消費増税転嫁法 「還元セール」の混乱を防げ

 消費者や企業に混乱を招かぬよう、政府は消費税率を引き上げる準備に万全を期すべきだ。

 2014年4月の消費増税に合わせ、増税分を商品価格に円滑に転嫁するための特別措置法が、与野党の修正を経て、参院で成立した。

 特措法は、大企業が強い立場を利用し、取引業者などに増税分を上乗せさせず、買いたたくなどの行為を禁じた。

 1997年に消費税率を引き上げた際には、スーパーなど大手業者の取引先だった多くの中小企業が、商品に価格転嫁できず、負担をかぶる結果になった。

 この反省を踏まえ、立場の弱い業者の泣き寝入りを防ごうとする狙いは妥当である。

 納入業者がそろって消費増税分を価格に上乗せする「転嫁カルテル」を、特措法が例外的に認めた点も評価できよう。

 焦点となったのは、消費増税の際、小売業者などの宣伝の表示をどこまで認めるかだった。

 政府は当初、「全品3%値下げ」など、消費税還元を連想させる表示を禁止する案を示したが、「消費税」という言葉が含まれなければ、容認する内容に修正した。

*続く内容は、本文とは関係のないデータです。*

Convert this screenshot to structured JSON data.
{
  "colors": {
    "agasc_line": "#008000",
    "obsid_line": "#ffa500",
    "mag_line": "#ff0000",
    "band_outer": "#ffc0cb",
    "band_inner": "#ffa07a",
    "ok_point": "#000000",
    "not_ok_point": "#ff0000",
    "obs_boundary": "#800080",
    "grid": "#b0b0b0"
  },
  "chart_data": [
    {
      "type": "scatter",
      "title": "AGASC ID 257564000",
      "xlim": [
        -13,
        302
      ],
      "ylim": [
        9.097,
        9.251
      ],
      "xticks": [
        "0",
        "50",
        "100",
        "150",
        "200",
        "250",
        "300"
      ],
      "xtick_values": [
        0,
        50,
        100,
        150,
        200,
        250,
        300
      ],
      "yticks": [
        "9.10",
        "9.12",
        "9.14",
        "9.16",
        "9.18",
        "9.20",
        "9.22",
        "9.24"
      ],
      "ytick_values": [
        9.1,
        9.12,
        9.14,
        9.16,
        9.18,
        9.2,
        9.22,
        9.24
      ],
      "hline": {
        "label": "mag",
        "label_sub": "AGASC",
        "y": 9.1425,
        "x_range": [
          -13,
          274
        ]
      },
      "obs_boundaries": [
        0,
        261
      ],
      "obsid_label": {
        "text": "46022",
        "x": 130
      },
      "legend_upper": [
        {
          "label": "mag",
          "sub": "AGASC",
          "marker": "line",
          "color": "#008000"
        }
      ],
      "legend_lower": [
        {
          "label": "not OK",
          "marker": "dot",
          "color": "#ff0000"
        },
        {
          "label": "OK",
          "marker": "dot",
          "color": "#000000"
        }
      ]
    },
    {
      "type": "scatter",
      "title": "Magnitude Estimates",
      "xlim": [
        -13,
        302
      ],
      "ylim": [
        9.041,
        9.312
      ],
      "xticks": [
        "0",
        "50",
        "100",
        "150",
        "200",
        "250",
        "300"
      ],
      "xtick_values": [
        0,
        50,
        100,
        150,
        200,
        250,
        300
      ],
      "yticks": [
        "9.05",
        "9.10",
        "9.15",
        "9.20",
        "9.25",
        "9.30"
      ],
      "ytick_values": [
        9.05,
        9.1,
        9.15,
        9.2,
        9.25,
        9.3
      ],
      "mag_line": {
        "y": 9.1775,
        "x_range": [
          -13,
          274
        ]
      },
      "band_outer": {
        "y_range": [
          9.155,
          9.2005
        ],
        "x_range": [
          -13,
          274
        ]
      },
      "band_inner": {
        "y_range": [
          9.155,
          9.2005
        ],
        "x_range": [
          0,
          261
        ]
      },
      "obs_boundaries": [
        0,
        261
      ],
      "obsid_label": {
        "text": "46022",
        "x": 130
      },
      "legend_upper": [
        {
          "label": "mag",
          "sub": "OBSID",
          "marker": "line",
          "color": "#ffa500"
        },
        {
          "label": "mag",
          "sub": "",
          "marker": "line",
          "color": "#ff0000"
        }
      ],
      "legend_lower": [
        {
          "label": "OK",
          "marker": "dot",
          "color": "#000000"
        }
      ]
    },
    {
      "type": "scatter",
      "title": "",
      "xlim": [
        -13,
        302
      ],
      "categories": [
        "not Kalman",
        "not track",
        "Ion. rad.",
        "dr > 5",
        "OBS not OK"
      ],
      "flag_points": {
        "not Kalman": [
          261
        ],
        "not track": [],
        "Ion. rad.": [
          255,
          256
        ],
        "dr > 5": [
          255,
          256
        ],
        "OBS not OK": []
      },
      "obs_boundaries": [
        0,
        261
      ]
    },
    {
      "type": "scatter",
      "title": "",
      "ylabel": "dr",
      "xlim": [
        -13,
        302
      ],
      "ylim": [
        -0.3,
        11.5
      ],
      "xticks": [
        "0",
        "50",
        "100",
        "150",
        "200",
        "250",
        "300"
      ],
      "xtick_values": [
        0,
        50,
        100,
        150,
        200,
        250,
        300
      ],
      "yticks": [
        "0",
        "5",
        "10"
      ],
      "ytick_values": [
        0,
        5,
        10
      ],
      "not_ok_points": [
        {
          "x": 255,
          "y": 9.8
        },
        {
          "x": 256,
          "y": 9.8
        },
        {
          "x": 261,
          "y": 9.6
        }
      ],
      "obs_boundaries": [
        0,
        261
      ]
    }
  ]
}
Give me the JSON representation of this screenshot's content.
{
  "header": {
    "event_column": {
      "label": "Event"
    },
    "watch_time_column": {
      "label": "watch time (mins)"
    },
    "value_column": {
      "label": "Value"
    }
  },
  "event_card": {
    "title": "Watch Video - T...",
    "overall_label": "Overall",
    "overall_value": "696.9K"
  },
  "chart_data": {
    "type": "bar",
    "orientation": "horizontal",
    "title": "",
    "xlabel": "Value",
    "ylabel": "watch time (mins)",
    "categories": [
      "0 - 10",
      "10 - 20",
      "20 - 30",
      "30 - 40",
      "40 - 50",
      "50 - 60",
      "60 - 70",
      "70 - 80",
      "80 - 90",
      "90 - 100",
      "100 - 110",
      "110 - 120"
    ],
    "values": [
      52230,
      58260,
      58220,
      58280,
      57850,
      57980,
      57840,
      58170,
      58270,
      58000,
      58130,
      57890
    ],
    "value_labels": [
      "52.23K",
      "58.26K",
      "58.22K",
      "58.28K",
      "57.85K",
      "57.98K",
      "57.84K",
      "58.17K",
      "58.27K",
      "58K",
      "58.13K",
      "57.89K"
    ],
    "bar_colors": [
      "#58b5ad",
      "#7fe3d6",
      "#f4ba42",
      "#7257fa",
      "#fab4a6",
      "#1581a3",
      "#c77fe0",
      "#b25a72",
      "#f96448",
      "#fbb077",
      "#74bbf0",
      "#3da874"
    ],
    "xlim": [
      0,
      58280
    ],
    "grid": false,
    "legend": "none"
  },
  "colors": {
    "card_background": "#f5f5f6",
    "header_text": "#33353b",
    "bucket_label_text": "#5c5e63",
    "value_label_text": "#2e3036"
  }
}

 「3%値下げ」や「春の生活応援セール」という表示は認められる。ただし、「消費税還元」など増税分を価格に上乗せしていないかのような宣伝は禁じた。

 小売業者などからの反発を踏まえ、見直したのはもっともだ。

 企業の経営努力で、増税分を転嫁しても、税込み価格を据え置ける場合もあるだろう。

 企業の自由な価格競争や販売促進活動を政府が必要以上に制約してはならない。何よりも大切なのは、企業の健全な競争意欲を萎縮させないことだ。

 商取引で起きる不正を見つけるのは難しい。公正取引委員会中小企業庁などは、監視に全力を挙げてもらいたい。

 税込み価格を表示する「総額表示」の義務も緩和する。税を含まないことを明示すれば「税抜き」の価格表示も容認される。

 とは言え、税込みと税抜きの店が混在すれば、消費者の間に戸惑いが広がりかねないだろう。

 政府は今後、特措法の内容や価格表示方法などについて、指針を作成する。具体的で分かりやすい内容とし、国民や企業に周知徹底を図る必要がある。

 消費税率引き上げは、あくまで景気動向などの慎重な見極めが前提となるが、環境整備を怠ってはならない。